Też najlepszą ripostą na jej zachowanie jest zdanie, które wypowiada Magdalena Czerwińska w odcinku trzecim. Może się wreszcie k.... zamknąć dziewczynko? :D Zgasiło ją:D
nie ma naprawdę aż takiej tragedii... gorsze są bohaterki polskich seriali... zaś Fabijański jest koszmarny... wiem, wiem, kochacie go wszystkie, ale on w każdym filmie jest taki sam, po prostu drętwy...
Dokładnie, myślę tak samo! Ciężko mi się ogląda całość przez jej rolę, styl mówienia, zachowania...
Nie moglam przebrnac nawet przez 1odc poerwszej serii... rola Nieradzkiej koszmar! Fabianski masakra! Dno!!!!
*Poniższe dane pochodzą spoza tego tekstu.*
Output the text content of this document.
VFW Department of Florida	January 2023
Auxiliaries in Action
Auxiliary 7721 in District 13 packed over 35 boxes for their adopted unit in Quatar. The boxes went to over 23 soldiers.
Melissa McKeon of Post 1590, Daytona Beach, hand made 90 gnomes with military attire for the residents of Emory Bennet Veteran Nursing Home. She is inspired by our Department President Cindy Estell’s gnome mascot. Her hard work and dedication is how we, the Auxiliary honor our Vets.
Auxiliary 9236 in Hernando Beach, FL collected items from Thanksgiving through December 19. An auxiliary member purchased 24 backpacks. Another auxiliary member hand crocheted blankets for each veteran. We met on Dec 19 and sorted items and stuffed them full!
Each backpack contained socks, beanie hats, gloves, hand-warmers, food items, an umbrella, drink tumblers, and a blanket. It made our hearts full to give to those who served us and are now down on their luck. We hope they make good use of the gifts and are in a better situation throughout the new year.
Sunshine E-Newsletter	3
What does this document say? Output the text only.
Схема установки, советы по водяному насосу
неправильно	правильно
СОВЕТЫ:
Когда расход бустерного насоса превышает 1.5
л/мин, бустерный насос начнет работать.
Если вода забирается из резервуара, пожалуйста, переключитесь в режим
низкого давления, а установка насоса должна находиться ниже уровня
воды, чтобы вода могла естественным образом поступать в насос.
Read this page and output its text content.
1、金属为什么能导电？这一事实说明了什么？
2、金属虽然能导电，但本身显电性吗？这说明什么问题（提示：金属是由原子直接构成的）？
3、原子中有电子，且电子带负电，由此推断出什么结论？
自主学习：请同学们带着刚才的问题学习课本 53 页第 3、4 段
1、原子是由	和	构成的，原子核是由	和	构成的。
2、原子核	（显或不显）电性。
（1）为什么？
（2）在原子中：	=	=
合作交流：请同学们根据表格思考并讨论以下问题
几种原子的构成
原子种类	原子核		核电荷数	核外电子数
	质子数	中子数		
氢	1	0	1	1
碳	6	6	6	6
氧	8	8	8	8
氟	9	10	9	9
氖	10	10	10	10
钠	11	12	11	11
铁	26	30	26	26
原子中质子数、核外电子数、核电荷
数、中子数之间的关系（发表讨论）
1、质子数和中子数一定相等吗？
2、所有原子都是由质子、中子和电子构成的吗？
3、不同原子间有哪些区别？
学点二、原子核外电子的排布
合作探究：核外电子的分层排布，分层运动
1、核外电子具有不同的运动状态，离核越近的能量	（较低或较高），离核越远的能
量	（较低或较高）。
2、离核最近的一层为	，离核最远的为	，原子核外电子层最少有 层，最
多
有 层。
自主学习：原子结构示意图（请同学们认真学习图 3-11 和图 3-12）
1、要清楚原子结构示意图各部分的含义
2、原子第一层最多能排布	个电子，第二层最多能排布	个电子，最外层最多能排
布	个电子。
Gdzieś to czytałam, że drażnią nas cechy, których nie lubimy u siebie, i tak chyba jest:) Dotyczy to także bohaterów filmowych lub książkowych. Pewnie dlatego nie cierpię Teresy z "Nieznośnej lekkości bytu". :):):) A jeśli chodzi o bohaterkę to wkurza mnie w niej totalny brak szacunku do ludzi i bezczelność. Mam na myśli te fragmenty, gdy wparowuje na miejsce zbrodni albo na komendę. Przecież, by wejść na jakąkolwiek komendę trzeba się wylegitymować i dopiero wtedy otwierają kratę. Mój szwagier jest oficerem i chyba dlatego jestem wyczulona na takie szczegóły. A ona sobie wchodzi, ku zaskoczeniu wszystkich. A to niemożliwe, bo na wejściu musiałaby powiedzieć do kogo i oni, by tę osobę zawiadomili. Wolałabym, by bohaterka bardziej używała sprytu, wdzięku, siły przekonywania a nie wparowywała na miejsce zbrodni ot tak sobie i nikt jej nie zatrzymuje, podczas, gdy obecność takiej osoby może spowodować zatarcie śladów, zadeptanie. W kryminałach mnóstwo jest takich sprytnych prywatnych detektywów, dziennikarzy, którzy pętają się przy policji i działają im na nerwy. I oni używali sprytu, by przechytrzyć strażników i dostać się na miejsce przestępstwa, albo wydobyć informacje. Tu kogoś niegroźnie okłamali, tam podali się za kogoś innego, gdzieś indziej kogoś pokokietowali , albo zaprosili na kawę, albo odwrócili uwagę. A ona wpada rozkrzyczana, jak do sklepu, nieszanująca innych, roszczeniowa. Wiem, że postać miałaby być taką narwana dziewczyną z ADHD, takim sympatycznym łobuzem. Wyszło słabo niestety. Nie wiem, czy to wina scenarzystów czy aktorki. Nie mogę powiedzieć, że ona mnie jakoś bardzo denerwuje, bo serial mi się podoba, ale mogliby dopracować te szczegóły. Bo chyba to drażni ludzi w tej postaci.